What I Look for in Attention Maps for Facial Expression Recognition
Published:
In facial expression recognition, it is easy to stop at accuracy and say a model works. I have become more interested in a second question: what visual evidence is the model actually using when it predicts an emotion?
That is where attention maps and Grad-CAM-style methods become useful. A good explanation is not just a colorful heatmap. What I want to know is whether the model focuses on facial regions that make semantic sense for the task, such as the mouth, eyebrows, or eyes, instead of latching onto background artifacts or lighting patterns.
This is one reason I like comparing models with different training histories. A CNN trained from scratch, an ImageNet-initialized model, and a Vision Transformer may all reach reasonable performance, but they can distribute attention very differently.
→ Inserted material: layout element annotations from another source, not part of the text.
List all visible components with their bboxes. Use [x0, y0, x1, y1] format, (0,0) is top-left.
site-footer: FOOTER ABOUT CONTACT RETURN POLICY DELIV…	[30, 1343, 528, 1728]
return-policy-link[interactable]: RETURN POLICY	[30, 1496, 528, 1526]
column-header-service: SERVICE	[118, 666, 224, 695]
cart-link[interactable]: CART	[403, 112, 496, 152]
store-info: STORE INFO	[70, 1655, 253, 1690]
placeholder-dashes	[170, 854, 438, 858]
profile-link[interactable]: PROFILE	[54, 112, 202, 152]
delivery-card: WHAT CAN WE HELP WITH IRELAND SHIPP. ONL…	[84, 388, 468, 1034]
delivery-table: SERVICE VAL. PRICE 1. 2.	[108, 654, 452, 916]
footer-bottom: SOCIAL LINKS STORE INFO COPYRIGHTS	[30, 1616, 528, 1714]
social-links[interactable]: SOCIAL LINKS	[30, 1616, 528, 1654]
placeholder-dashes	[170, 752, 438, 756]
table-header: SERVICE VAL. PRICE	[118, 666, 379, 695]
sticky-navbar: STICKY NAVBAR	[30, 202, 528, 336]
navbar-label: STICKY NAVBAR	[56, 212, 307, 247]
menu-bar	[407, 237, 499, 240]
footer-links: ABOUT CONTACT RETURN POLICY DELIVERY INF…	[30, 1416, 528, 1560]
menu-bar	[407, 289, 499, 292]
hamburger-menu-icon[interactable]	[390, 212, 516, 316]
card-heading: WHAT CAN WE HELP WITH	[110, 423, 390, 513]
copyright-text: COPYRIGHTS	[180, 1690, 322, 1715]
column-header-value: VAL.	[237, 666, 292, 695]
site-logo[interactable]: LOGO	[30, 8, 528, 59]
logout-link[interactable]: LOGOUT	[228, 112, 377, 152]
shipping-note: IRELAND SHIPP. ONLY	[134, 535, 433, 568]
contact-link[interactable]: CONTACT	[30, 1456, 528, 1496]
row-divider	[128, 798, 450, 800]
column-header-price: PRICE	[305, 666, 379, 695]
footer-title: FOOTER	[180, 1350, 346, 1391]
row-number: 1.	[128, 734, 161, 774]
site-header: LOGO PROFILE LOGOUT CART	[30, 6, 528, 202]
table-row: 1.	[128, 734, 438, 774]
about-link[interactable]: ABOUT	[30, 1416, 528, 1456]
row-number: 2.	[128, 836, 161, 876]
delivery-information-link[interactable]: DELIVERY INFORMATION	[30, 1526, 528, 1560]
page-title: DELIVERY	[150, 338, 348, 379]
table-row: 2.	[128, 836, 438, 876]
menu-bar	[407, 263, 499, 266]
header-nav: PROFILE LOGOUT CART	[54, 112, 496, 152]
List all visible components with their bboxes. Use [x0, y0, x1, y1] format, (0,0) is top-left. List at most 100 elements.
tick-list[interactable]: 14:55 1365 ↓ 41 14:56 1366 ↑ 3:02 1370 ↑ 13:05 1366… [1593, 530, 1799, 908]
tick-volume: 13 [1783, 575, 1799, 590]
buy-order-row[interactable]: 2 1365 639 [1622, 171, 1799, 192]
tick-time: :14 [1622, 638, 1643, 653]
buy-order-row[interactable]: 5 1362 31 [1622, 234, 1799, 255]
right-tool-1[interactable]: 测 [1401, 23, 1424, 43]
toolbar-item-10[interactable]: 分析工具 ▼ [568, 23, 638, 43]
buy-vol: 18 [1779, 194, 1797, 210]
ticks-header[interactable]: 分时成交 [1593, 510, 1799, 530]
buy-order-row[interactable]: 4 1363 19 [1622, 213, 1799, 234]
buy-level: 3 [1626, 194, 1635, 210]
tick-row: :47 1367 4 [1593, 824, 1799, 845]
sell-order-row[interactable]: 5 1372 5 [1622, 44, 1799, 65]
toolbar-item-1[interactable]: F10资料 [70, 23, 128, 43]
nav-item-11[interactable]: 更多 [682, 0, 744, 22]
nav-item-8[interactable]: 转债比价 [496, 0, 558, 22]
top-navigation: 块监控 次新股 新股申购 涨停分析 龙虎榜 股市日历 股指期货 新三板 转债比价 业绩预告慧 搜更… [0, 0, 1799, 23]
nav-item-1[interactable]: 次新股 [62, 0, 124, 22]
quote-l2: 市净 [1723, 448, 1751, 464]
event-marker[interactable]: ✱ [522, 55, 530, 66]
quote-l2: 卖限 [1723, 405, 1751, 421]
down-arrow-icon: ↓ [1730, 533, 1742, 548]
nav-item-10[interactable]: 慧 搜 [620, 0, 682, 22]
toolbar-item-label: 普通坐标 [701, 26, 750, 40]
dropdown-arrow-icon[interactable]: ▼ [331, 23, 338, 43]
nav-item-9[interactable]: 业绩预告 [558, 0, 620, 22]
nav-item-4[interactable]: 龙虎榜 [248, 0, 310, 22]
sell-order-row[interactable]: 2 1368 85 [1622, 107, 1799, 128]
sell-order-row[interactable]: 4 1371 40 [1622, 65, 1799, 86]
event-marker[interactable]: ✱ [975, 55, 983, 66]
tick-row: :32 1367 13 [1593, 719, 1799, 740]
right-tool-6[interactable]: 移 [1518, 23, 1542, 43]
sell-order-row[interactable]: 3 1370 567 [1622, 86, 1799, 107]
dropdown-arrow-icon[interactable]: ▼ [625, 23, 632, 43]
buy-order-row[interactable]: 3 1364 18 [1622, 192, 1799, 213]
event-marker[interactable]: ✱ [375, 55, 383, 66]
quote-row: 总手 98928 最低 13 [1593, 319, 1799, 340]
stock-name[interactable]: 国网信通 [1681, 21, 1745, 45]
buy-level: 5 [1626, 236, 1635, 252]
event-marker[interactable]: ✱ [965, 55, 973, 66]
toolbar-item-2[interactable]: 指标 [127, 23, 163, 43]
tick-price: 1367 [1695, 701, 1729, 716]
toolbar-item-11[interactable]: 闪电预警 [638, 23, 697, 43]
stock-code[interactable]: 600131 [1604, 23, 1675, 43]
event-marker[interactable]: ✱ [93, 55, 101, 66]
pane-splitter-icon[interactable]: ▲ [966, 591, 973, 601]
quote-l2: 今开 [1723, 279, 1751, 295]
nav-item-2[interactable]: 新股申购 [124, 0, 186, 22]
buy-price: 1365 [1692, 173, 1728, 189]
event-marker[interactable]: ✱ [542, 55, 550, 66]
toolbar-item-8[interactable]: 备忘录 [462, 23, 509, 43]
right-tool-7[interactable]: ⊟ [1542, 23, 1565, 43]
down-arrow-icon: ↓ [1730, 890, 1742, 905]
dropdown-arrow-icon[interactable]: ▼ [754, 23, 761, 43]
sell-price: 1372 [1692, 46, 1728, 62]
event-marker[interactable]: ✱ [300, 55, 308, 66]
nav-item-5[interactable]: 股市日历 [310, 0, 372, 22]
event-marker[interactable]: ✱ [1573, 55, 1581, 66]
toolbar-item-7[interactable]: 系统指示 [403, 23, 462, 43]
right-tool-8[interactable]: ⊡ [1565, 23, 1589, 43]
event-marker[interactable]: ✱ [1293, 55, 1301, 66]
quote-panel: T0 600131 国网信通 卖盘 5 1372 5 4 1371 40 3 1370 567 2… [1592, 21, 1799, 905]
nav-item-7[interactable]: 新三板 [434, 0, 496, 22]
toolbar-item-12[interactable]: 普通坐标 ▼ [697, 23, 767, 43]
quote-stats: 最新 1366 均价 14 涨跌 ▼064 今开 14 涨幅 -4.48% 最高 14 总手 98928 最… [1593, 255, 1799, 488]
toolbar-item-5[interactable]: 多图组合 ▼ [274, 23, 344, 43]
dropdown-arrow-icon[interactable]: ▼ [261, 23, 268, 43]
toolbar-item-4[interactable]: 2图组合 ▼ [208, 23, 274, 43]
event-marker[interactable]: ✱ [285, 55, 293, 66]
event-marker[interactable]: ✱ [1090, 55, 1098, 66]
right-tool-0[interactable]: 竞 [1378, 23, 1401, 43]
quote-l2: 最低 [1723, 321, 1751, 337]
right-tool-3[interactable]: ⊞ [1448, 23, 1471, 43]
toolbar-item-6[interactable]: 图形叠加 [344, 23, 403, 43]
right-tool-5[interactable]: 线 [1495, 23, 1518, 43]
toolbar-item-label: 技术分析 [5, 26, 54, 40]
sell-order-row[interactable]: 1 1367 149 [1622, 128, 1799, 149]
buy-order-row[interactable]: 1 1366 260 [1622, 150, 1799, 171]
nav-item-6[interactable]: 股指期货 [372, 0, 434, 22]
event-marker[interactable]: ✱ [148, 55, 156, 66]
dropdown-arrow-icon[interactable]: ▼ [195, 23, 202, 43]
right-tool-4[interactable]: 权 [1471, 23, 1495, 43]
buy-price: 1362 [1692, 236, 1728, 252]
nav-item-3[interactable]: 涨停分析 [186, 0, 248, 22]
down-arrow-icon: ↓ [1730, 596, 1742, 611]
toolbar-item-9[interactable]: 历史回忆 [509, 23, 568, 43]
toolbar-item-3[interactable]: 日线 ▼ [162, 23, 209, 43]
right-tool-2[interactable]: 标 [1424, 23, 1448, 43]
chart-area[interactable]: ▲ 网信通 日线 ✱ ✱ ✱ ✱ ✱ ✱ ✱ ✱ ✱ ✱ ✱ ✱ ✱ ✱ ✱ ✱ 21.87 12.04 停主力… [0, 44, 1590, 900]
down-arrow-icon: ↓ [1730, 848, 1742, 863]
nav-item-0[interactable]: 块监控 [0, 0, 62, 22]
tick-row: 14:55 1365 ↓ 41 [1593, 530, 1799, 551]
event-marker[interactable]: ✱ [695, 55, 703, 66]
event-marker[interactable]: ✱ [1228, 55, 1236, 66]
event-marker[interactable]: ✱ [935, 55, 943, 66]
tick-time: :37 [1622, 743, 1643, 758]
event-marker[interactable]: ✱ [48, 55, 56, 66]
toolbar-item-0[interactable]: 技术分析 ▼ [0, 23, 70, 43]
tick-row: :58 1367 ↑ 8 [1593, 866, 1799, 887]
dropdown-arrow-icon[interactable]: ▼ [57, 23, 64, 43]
Transfer learning can help a model focus faster, but it can also carry in biases from pretraining that are not ideal for expression understanding.
That motivated the attention-analysis part of the project. Rather than relying only on visual inspection, I want a quantitative way to say how much mass is assigned to facial landmarks versus irrelevant regions. Once that is measurable, interpretability becomes something we can compare, stress test, and potentially improve during training.
For me, the broader goal is simple: an FER model should not only be correct, it should also be correct for the right visual reasons.